Black pine

Black pine

Pinus thunbergus、black pine

(black pine, scientific name: Pinus thunbergii) is a kind of pine species native to the coast of Japan and Korea.

Feature

Tree height can reach 40 m, but it is rare to grow to such a degree in the state of nature. As the record height of black pine, 66 m of “Pine of Kasuga Shrine” (Fusha village of Oki-gun Shimane Prefecture (present · Oki’s Shimamachi)), “Pine of Loose Trees Shrine” (Takeda City, Oita Prefecture 60 meters of the country’s natural monument), 55 m of “Dainichi Matsu” (Okinawa village of Ibaraki prefecture (present · Ryukeizaki city)), etc., none of them exist.

Needles are two leaves, 7 to 12 cm long and 1.5 to 2 mm wide. The cones are 4-7 cm long. The bark is gray black and thick, and cracks break apart into a honeycomb shape.

It has a dark bark compared to red pine, its name depends on this. Because needle leaves are also harder than red pine, they also have thick bamboo shoots, also known as “Omatsu (Omatsu)”. On the other hand, Pinus densiflora is called “female pine (meematsu)”. In the forest where Pinus thunbergii and Pinus densiflorus combine, hybrids (Aigomotsu) rarely occur.
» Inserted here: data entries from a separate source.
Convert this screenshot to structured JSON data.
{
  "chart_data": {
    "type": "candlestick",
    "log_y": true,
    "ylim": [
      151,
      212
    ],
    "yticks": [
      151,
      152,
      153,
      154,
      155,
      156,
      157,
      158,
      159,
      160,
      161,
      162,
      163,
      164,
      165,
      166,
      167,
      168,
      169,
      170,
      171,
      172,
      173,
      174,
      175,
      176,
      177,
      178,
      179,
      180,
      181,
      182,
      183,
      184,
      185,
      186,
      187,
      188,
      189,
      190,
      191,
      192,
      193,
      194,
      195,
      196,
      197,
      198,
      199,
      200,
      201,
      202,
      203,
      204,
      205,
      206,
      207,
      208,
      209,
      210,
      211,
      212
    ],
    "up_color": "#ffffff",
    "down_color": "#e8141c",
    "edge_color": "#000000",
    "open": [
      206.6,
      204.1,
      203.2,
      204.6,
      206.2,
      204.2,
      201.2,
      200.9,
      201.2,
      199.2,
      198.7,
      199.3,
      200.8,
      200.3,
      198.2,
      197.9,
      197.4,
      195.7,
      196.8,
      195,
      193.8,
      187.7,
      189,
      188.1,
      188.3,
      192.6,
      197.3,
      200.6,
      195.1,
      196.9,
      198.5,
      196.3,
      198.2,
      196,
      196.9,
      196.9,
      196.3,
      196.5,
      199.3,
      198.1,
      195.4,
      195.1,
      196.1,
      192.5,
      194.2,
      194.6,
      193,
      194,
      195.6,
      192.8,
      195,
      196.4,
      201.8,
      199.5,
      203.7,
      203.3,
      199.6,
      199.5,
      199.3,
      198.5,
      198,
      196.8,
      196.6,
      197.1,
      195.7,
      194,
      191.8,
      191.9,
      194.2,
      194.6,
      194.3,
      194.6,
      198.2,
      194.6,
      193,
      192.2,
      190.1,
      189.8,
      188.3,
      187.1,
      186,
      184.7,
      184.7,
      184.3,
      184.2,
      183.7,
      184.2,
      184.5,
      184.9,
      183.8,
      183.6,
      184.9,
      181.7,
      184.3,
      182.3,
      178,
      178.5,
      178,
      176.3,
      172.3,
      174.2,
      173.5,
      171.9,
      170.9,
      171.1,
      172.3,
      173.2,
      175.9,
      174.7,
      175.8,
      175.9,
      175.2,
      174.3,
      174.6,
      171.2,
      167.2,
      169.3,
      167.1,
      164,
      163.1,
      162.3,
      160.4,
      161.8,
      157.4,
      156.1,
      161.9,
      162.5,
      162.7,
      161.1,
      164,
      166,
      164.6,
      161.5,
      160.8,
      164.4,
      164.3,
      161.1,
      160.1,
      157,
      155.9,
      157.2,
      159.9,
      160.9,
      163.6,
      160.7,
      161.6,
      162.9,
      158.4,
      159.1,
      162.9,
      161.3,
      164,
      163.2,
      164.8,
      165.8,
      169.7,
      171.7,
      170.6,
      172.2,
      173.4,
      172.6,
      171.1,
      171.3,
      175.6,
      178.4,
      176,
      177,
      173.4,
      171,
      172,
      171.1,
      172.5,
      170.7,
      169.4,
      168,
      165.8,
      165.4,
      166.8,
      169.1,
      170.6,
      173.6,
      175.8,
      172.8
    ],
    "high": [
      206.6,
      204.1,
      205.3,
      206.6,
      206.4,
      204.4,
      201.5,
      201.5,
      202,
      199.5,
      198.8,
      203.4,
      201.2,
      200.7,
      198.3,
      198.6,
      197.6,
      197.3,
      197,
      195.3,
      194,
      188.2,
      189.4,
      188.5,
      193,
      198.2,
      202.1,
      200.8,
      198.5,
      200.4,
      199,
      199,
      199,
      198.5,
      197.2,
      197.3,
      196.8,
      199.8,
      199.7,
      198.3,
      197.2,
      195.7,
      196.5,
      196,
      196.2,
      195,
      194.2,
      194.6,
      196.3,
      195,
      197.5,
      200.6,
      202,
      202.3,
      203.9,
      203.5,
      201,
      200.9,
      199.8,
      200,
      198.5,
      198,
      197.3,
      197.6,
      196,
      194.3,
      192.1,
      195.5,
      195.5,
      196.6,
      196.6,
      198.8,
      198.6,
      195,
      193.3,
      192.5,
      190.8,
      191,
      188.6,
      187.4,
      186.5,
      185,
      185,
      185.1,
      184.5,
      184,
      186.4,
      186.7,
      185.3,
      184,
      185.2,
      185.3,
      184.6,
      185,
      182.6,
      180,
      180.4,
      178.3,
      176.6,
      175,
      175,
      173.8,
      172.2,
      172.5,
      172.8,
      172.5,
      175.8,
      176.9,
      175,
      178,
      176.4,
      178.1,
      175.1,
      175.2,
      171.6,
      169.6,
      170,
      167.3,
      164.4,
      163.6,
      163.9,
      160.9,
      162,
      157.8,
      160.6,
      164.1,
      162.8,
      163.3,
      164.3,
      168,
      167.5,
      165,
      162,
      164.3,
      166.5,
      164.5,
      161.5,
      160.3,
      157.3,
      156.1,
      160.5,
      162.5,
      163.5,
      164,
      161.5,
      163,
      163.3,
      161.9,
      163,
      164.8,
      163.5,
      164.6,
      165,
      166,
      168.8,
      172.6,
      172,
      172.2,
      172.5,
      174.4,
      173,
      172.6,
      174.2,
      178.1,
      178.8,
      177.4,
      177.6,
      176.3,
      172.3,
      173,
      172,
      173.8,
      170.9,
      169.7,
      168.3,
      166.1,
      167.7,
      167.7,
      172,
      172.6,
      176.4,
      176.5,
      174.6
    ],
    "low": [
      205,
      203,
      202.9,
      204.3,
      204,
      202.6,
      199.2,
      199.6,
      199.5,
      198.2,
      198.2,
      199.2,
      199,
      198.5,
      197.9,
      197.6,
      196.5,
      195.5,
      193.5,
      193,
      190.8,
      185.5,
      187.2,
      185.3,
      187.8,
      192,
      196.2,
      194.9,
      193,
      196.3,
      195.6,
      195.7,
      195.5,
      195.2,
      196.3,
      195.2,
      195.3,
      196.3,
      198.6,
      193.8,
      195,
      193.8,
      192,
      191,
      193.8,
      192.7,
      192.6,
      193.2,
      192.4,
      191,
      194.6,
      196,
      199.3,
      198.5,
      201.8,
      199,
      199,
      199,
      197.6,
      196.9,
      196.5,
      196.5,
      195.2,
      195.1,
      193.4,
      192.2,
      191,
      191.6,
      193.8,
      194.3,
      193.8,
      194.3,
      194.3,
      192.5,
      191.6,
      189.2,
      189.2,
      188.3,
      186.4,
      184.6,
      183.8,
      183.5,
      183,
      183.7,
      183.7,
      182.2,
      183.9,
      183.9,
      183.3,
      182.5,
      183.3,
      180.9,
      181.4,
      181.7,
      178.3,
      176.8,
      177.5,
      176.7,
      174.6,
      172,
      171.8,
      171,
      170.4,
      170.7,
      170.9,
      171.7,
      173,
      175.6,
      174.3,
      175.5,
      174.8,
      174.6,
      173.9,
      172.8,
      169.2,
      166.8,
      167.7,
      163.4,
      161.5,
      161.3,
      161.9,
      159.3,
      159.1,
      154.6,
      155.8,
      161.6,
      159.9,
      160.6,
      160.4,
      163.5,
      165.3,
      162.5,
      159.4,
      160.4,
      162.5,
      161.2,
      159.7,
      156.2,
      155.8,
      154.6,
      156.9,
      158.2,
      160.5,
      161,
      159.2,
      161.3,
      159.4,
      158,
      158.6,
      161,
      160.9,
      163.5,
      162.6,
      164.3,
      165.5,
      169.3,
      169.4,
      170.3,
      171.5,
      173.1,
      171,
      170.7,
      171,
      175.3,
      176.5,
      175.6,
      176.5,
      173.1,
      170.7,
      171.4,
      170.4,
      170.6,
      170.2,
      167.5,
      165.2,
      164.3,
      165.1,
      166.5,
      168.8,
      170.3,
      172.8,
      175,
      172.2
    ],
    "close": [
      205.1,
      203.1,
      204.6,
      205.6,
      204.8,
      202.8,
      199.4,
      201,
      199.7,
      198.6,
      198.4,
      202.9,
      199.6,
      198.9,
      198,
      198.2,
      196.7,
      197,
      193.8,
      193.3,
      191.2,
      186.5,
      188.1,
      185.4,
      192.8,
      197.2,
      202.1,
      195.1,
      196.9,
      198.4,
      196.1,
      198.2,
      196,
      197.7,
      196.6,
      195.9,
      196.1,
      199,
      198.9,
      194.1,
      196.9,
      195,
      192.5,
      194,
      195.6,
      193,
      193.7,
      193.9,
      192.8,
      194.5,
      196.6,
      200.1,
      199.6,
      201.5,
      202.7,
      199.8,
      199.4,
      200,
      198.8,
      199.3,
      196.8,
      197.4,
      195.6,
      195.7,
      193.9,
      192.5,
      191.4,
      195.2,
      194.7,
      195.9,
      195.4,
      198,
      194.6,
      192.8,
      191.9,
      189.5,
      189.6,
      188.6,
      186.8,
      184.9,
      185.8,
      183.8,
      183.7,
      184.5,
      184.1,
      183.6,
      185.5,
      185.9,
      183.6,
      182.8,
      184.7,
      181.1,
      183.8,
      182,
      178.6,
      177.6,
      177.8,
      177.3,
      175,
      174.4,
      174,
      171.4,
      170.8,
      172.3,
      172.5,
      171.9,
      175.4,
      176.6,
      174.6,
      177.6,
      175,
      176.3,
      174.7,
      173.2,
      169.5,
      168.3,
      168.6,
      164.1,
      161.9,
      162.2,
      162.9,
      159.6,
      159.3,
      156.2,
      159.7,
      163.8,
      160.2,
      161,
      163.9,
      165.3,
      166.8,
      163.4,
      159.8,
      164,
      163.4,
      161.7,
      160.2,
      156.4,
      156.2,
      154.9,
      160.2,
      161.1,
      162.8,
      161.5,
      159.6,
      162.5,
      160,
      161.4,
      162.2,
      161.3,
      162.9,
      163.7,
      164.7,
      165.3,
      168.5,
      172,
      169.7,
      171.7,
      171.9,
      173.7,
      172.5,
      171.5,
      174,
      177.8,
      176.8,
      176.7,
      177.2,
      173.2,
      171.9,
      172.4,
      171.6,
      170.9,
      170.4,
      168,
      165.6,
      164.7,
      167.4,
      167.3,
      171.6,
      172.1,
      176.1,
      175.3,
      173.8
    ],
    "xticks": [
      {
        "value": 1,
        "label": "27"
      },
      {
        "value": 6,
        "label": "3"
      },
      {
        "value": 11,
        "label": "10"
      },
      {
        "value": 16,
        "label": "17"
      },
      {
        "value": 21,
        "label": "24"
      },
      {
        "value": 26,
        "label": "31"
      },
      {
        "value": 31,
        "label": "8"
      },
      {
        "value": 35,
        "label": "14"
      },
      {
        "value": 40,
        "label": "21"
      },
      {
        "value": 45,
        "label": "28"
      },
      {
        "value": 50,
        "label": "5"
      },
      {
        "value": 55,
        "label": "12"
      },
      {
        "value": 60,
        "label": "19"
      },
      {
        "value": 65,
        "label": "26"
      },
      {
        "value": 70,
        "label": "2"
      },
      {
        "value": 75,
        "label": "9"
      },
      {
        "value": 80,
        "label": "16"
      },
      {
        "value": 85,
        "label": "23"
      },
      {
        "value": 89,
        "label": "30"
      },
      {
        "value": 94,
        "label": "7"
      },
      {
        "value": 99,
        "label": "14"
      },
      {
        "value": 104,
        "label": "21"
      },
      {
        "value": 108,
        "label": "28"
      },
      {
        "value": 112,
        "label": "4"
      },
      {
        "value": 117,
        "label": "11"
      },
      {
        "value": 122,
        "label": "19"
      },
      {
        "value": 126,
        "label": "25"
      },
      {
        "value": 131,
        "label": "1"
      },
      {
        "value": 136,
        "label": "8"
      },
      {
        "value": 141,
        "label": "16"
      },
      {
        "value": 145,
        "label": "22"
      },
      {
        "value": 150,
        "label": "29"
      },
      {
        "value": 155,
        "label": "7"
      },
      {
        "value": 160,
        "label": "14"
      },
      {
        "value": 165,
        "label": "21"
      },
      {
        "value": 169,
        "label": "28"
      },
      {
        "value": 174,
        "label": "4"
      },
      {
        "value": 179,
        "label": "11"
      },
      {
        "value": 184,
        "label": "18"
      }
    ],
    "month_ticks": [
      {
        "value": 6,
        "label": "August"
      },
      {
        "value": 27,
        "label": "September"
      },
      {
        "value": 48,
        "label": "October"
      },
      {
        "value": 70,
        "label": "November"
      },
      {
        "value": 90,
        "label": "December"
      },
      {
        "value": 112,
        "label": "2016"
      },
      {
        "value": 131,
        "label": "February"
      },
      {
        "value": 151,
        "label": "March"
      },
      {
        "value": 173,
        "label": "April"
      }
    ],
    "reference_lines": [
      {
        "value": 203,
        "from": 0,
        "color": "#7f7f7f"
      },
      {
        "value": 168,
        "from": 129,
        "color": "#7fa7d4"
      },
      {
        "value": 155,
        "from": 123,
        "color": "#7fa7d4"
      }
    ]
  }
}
As a cultivar, there is Pinus thunbergii f. Multicaulis.

pest

In North America, it is extinct in a wide range due to pine wilt nematode disease (infestation of pine wilt nematode with medaka). Subsequently, when the blue-affecting bacterium invades, the tree declines quickly and it dies. This pine wood nematode infiltrates into Japan accidentally and is striking a pine wood forest. When pine wood fly flies to a new (sprout) bud, the sprout withers to brown. When parasitizing for 2 to 3 consecutive years, green leaves disappear, eventually the entire pine forest turns brown and withers. Germinated seedlings are also parasitized, so the pine is completely destroyed. As larvae infest the shoots, experts can not distinguish from pine wilt disease. It is easy to distinguish by collecting the branches of the pine tree that have died brown in early summer.